Mas, apenas uma eleição - não importa a vontade popular de fazer uma mudança - não fez uma democracia no Egito. Foi, como em tantos outros países da região: o Egito encontrava-se numa jornada para a democracia, estava a estabelecer novos papéis para instituições importantes, criando os órgãos representativos da sociedade civil e, acima de tudo, o povo e os líderes políticos estavam a aprender a habituar-se com esta nova realidade.
Alguns analistas dizem que foi precisamente pelo facto de não ter absorvido suficientemente os hábitos democráticos que Morsi se viu desafiado nas ruas do país.  Por este raciocínio, este foi um golpe atípico numa democracia muito imperfeita. Se foi certo ou errado, é uma questão para os especialistas. Os governos da região e os diplomatas no mundo todo terão que lidar com a realidade de um novo Egito.
Dúvidas
Agora tudo depende da transição para uma ordem democrática renovada.
Os líderes ocidentais deixaram claro que esta transição precisa de ser rápida, transparente e inclusiva.
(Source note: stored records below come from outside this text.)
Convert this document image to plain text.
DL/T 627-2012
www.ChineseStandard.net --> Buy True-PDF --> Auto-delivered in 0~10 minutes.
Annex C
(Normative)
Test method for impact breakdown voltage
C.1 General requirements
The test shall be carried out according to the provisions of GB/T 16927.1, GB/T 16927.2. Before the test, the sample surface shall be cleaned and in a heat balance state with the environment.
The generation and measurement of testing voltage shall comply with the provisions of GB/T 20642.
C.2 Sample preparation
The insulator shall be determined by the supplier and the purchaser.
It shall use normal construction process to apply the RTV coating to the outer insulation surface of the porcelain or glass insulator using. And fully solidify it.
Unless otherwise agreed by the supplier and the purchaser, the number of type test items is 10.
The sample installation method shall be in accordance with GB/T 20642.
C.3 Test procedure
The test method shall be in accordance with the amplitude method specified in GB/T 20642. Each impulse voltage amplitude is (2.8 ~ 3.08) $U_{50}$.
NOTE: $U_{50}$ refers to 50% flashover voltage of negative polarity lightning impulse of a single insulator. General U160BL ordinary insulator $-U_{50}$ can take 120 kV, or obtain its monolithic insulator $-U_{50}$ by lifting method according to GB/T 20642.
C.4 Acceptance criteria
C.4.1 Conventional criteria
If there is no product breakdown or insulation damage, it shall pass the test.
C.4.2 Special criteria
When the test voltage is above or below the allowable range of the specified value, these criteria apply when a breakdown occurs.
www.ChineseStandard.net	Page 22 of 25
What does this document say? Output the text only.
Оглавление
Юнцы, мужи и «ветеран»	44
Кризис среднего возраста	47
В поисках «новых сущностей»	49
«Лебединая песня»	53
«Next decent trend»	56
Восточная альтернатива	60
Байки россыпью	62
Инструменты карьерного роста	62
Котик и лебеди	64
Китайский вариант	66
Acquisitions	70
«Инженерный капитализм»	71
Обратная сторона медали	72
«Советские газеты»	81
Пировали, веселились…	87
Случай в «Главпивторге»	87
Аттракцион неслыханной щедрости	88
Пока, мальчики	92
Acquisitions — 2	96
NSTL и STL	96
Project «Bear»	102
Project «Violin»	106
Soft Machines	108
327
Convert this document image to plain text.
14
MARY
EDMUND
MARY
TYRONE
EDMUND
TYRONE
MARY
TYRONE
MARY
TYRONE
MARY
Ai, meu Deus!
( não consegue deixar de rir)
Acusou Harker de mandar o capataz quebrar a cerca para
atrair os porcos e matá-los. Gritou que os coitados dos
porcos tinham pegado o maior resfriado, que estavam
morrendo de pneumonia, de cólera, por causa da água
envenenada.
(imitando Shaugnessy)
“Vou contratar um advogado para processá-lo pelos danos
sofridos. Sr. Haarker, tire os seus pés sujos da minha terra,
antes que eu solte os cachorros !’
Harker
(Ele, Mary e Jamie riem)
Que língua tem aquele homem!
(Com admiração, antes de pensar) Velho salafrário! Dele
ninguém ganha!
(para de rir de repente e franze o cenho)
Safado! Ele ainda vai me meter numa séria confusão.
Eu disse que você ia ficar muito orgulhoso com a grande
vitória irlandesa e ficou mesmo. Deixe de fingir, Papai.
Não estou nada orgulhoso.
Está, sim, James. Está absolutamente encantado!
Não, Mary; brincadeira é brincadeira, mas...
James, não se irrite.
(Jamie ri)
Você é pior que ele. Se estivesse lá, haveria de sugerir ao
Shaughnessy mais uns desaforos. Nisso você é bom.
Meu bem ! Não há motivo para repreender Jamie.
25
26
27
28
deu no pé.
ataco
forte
Mas, grandes dúvidas ainda permanecem.
Como será representada a Irmandade Muçulmana de Morsi nas novas instituições? Quanto apoio popular terá? E, mais importante, que mensagem esta experiência egípcia envia para grupos parecidos na região? Poderão concluir que seria bom incrementar as suas credenciais democráticas. Ou, por outro lado, decidir que, depois de vencer uma eleição no Egito, simplesmente tiveram o poder roubado das suas mãos - pondo em dúvida, assim, todo o seu esforço e comprometimento com o processo da democracia.